Arfiansyah memiliki 40 kandang yang ditempatkan di samping depan rumahnya. Saat ini, setidaknya dia memiliki 65 ekor kelinci, termasuk anakan. 50 di antaranya kelinci hias, 15 kelinci lokal. Selain kelinci hias, beberapa di antaranya adalah lokal, termasuk yang terhitung lokal adalah hasil kawin silang dengan Angora. Kelinci ini mirip Angora, dengan bulu khas yang mengembang, tapi ternyata lokal.

Belum Antusias

Para penghobi kelinci hias di Riau, termasuk Pekanbaru dinilai belum seantusias masyarakat di Jawa. Makanya, tidak begitu banyak penjual kelinci hias yang berkembang di Riau. Salah satu peternak kelinci awal di Riau, Aji Harianto atau Anto menyebutkan, awalnya dia memiliki cukup banyak koleksi kelinci hias. Bahkan dia memiliki juga Flemish Giant yang termasuk langka di Riau saat itu.

“Tapi karena pembeli tidak begitu antusias, maka saya lebih banyak main di kelinci lokal,” ujar Anto.

Anto sendiri telah mulai beternak kelinci sejak 2015 di Riau dengan satu jantan dan lima betina. Pada 2017, dia mulai berkonsentrasi di dunia kelinci dan berhenti bekerja proyek pemasangan kabel dan telepon. Hasilnya, kelincinya berkembang, dan cuan pun mengalir. Kini dia telah mengoleksi setidaknya 100 ekor kelinci di kandangnya di kawasan Kubang bernama Taman Kelinci Pekanbaru. Itu pun kerap bertambah dan berkurang karena terus dijual dan dikembangkan.

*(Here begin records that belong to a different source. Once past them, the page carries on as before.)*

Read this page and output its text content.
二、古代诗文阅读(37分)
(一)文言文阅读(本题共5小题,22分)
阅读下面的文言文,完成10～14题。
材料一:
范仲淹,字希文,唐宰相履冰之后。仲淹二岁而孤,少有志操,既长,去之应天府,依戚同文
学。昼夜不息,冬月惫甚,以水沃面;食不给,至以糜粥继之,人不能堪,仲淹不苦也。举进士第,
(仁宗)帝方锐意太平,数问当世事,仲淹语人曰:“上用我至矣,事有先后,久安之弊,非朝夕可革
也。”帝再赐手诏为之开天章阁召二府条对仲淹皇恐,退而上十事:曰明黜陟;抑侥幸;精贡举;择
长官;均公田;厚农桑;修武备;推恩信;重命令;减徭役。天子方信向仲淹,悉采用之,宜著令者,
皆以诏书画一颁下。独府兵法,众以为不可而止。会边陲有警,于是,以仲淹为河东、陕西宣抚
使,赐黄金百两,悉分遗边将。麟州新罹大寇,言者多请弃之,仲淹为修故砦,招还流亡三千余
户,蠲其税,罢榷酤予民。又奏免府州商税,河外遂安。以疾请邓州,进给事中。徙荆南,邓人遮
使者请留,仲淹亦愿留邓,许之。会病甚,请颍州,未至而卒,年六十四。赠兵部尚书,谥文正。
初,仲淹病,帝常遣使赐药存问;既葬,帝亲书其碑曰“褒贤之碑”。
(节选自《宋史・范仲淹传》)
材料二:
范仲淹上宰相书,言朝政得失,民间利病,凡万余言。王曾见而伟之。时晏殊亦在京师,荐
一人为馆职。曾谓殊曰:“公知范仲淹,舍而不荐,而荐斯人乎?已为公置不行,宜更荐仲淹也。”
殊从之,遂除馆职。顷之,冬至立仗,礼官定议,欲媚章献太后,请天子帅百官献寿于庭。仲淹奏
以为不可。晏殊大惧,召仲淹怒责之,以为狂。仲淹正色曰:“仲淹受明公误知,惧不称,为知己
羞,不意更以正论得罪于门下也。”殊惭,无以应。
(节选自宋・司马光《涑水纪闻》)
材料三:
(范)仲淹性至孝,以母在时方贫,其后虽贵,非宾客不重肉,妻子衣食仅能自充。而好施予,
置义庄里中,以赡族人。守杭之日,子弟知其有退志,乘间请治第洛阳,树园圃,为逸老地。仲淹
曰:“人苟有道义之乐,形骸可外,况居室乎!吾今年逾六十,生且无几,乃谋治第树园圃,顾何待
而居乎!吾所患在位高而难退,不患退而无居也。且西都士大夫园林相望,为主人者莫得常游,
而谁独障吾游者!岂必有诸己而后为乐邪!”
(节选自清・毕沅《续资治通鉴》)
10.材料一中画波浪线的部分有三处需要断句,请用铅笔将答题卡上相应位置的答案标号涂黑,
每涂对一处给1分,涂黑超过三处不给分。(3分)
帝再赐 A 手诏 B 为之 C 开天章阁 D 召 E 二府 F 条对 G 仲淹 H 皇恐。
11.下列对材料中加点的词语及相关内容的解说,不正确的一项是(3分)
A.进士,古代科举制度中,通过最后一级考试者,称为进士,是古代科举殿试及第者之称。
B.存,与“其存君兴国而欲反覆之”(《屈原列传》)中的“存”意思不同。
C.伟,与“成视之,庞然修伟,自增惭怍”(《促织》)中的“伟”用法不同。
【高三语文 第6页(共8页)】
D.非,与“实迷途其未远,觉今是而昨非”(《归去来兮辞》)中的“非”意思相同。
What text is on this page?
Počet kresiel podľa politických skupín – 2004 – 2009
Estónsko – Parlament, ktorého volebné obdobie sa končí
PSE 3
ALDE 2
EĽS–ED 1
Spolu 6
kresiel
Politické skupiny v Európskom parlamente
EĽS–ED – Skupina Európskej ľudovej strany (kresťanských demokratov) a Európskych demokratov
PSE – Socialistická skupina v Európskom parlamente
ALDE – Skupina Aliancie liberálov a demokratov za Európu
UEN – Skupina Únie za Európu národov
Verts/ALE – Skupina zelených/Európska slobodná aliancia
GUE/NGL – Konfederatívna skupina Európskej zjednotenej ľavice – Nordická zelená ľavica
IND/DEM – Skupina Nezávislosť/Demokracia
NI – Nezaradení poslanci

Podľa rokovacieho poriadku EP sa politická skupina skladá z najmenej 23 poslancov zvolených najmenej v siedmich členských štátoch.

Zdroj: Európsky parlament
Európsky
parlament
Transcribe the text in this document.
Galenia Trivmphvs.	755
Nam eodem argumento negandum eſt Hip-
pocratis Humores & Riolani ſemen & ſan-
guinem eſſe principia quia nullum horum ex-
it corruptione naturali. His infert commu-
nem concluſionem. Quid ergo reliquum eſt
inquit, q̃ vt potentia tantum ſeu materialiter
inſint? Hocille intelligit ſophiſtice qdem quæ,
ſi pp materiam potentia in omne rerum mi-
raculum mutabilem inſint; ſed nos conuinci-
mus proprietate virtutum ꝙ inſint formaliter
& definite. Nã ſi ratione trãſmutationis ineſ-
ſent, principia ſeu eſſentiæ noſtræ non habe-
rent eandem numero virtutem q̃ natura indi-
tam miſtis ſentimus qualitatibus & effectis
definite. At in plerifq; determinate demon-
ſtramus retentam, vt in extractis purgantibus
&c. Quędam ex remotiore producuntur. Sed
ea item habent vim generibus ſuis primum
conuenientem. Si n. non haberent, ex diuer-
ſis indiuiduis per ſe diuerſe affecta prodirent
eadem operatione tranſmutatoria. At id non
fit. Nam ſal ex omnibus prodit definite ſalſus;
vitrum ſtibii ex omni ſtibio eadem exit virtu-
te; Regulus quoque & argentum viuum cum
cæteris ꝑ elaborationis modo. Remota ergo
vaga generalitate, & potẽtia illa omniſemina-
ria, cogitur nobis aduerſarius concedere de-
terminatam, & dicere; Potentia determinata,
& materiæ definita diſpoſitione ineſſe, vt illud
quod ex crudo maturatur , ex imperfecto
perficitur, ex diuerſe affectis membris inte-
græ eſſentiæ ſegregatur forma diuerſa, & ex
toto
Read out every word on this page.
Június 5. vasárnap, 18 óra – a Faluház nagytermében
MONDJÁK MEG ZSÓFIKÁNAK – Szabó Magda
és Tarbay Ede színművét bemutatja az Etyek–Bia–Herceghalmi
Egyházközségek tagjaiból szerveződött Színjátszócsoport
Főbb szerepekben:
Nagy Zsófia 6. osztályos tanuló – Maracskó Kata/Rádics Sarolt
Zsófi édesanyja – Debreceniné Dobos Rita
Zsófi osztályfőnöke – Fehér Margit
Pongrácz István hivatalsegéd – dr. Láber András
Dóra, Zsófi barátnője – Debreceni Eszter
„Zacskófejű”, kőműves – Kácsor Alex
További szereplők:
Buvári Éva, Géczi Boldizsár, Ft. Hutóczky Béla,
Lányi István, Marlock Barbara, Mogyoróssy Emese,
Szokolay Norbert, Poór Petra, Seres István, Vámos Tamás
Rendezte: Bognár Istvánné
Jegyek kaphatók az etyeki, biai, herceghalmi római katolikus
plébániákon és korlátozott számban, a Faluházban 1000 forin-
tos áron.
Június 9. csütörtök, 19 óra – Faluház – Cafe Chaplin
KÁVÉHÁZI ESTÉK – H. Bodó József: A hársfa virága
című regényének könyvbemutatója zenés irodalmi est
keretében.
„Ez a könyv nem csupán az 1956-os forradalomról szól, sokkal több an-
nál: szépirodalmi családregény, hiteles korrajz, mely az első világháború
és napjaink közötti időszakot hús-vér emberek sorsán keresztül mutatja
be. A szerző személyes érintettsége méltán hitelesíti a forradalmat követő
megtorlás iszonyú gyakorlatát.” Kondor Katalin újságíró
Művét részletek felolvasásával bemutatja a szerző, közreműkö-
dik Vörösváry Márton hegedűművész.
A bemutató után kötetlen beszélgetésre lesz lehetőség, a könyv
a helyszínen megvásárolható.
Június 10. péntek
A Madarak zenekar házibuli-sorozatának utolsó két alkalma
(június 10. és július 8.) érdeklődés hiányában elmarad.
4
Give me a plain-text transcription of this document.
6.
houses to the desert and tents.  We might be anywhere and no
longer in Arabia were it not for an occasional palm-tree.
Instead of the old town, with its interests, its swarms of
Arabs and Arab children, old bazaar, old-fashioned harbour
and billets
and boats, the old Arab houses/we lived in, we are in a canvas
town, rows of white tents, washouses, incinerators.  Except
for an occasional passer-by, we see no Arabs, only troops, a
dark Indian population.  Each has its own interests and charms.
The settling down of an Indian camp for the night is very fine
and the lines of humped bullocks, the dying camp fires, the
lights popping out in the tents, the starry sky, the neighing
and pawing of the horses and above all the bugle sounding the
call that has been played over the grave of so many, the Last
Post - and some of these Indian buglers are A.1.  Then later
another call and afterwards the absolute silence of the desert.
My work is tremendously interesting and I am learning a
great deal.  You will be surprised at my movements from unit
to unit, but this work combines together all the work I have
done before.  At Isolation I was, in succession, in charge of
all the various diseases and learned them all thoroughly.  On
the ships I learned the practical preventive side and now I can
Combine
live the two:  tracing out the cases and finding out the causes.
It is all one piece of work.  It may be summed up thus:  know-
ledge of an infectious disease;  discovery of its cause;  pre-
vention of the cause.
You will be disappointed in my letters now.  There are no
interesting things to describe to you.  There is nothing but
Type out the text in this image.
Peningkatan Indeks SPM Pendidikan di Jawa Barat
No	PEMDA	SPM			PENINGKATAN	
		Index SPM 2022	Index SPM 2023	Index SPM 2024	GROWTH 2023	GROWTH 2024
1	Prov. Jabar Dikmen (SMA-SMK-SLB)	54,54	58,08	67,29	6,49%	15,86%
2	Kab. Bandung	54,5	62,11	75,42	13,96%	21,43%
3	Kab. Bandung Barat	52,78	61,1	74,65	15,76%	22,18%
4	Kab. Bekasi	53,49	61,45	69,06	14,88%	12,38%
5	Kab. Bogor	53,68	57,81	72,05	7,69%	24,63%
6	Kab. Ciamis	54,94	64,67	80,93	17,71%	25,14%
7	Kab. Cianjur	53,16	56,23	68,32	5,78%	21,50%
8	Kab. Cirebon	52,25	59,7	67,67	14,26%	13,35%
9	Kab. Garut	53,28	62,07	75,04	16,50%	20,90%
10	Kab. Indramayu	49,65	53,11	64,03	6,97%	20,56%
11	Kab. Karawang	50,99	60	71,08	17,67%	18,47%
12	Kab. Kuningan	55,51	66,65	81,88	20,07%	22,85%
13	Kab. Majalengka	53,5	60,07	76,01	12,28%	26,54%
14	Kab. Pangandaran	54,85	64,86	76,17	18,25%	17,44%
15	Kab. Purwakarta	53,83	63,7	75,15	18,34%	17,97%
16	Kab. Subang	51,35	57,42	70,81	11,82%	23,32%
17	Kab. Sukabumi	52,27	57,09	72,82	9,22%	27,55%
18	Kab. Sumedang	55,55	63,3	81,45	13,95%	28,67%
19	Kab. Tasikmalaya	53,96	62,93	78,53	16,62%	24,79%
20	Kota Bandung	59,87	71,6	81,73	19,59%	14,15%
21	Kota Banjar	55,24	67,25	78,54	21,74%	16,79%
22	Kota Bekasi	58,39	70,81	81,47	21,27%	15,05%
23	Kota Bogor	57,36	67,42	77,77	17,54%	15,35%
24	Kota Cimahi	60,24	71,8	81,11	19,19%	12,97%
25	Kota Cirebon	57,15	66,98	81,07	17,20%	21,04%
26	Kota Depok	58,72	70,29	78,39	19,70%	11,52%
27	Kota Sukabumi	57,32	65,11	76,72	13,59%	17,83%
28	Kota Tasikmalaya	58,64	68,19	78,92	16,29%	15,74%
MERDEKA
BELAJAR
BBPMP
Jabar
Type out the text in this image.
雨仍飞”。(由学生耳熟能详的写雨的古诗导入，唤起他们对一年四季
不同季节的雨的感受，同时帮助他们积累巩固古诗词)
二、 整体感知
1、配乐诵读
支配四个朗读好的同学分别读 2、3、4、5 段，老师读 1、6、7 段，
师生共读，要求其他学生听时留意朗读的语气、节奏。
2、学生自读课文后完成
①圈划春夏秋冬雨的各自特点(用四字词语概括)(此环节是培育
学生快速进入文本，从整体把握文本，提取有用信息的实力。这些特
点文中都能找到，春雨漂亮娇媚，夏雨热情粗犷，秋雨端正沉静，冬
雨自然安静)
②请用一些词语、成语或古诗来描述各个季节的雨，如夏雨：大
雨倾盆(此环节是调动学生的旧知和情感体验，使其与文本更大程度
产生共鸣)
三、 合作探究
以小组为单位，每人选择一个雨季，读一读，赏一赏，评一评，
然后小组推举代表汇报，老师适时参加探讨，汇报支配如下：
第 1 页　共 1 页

Anto termasuk perintis perkelincian di Pekanbaru atau Riau secara umum. Di Madiun, Jawa Timur, bahkan dia sudah beternak kelinci sejak 2007. Sejak pindah ke Riau, dia bersama adiknya Setioko mengembangkan kelinci. Setioko lebih banyak pada industri pendukung seperti pelet kelinci, sedangkan dia pada kelincinya. Pelet kelinci produksi mereka bahkan sudah bisa mencapai 2,5 hingga 3 ton per bulan. Selain untuk pakan kelinci sendiri, juga untuk dijual. Cuan lagi tentunya.

“Cukup untuk di Riau. Ada juga permintaan dari luar,” ujar Anto.

Sejauh ini, Anto masih mengoleksi beberapa kelinci hias seperti Fuzzy Lop dan Rex. Sisanya lokal. Mengapa kelinci hias sedikit? Ternyata, kebanyakan permintaan justru tidak spesifik kelinci hias. Banyak yang datang hanya mencari kelinci, tidak spesifik jenis tertentu. Karena permintaan seperti itu, maka kelinci hias tidak begitu dikembangkan. Lagi pula harganya tentu relatif lebih mahal.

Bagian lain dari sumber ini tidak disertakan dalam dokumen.